Coding Challenge #9 - grep
Photo by Markus Winkler on Unsplash

Coding Challenge #9 - grep

This week your challenge is to build your own version of the Unix command line tool grep.

The Unix command line tools are a great metaphor for good software engineering and they follow the Unix Philosophies of:

  • Writing simple parts connected by clean interfaces - each tool does just one thing and provides a simple CLI that handles text input from either files or file streams.
  • Design for simplicity; add complexity only where you must.
  • Design programs to be connected to other programs - each tool can be easily connected to other tools to create incredibly powerful compositions.

Following these philosophies has made the simple Unix command line tools some of the most widely used software engineering tools which can be chained together to create far more complex and powerful set of tools that you’d expect.

You can read more about the Unix Philosophy on the Coding Challenges blog.

Following these philosophies has made the simple unix command line tools some of the most widely used software engineering tools - allowing us to create very complex text data processing pipelines from simple command line tools. There’s even a Coursera course on Data Engineering with Bash!
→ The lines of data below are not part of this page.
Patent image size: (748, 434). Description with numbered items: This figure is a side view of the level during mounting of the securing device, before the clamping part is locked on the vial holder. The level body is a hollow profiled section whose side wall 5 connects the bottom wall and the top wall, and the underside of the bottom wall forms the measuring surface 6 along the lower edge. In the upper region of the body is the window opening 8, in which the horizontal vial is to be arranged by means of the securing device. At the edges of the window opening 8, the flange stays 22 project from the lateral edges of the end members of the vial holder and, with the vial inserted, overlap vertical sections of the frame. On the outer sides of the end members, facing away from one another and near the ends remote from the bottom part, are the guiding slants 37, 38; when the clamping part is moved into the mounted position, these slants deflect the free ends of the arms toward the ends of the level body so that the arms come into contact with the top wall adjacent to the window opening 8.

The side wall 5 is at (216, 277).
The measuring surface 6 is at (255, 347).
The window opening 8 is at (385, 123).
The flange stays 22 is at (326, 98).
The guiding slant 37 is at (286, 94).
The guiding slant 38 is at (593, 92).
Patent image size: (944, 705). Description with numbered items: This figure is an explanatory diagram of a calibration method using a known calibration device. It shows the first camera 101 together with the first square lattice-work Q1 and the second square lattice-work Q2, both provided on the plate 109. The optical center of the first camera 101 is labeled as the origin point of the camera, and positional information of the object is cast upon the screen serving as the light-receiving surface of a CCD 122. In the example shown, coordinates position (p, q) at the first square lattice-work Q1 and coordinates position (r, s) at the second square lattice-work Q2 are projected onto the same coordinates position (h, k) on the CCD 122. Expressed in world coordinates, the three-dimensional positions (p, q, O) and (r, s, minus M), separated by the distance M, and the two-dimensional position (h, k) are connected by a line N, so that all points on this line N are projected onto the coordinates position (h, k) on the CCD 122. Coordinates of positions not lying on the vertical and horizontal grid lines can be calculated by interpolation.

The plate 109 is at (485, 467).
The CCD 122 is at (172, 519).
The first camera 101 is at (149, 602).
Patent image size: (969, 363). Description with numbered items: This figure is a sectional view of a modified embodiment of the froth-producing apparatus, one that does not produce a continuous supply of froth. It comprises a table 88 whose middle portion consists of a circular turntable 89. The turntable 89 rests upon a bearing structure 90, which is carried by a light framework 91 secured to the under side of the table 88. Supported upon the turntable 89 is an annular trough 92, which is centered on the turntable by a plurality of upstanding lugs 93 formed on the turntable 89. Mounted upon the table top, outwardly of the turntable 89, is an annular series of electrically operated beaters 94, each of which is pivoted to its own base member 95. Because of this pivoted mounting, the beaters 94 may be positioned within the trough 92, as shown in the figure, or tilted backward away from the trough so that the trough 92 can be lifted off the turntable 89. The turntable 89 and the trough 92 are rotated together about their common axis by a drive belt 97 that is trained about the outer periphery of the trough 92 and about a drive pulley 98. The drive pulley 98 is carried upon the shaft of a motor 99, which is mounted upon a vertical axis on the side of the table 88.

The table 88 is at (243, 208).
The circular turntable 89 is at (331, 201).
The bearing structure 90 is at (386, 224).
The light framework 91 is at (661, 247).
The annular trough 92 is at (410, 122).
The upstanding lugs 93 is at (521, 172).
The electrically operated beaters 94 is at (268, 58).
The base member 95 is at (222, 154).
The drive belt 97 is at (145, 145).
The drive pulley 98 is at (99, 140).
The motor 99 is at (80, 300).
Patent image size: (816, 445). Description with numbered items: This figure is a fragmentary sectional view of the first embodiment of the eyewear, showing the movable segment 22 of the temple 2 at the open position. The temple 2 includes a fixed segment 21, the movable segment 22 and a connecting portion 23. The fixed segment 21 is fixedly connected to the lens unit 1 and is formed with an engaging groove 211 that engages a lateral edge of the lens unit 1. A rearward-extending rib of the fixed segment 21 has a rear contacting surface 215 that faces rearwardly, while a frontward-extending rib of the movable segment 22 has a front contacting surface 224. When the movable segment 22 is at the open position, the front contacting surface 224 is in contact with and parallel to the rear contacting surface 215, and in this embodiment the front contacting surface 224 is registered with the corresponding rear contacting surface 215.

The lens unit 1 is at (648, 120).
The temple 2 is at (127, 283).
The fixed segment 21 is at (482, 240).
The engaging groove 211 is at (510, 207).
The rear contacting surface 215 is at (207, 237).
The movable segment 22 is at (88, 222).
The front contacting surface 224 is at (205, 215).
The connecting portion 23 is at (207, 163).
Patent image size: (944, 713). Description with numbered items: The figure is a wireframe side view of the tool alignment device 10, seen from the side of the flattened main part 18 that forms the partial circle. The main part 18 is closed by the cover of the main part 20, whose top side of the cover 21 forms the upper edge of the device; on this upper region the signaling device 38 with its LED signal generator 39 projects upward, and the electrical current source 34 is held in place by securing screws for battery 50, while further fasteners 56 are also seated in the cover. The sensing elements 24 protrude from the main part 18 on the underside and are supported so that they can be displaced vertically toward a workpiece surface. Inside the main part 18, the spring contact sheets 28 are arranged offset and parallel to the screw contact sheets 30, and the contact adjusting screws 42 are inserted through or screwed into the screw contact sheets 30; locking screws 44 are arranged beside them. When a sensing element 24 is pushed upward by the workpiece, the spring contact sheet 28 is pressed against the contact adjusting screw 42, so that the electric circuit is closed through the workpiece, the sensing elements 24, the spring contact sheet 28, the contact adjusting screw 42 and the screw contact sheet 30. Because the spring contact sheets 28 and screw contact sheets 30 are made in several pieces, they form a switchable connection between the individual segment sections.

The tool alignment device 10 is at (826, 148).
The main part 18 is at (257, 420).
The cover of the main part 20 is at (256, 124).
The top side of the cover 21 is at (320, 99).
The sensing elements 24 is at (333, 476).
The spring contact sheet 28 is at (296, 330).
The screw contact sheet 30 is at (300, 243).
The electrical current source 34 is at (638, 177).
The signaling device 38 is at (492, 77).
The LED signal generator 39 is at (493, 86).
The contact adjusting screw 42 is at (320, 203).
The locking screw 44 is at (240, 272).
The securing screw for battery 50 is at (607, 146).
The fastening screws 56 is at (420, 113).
The Challenge - Building grep

The functional requirements for grep are concisely described by it’s man page - give it a go in your local terminal now:

% man grep
		 The grep utility searches any given input files, selecting lines that
     match one or more patterns.  By default, a pattern matches an input line
     if the regular expression (RE) in the pattern matches the input line
     without its trailing newline.  An empty expression matches every line.
     Each input line that matches at least one of the patterns is written to
     the standard output.        

N.B. grep can support basic regular expression and extended regular expressions. In GNU grep there is no difference between the two, both are extended. For none GNU versions of grep the -E option enables the extended pattern matching which is what we are going to look at in this challenge.


Difficulty - You Choose!

You can tackle this challenge at two different levels of difficulty:

  • Easy - use the regular expression library from your programming language.
  • Hard - implement your own regex engine.

You can do it either way, or even both! For both, build it the easy way then come back and re-implement the regex with your own engine. If you decided to do that, there’s a pretty good article explaining it at Let’s Build a Regex Engine.


Step Zero

Like most programming languages we’re zero indexed!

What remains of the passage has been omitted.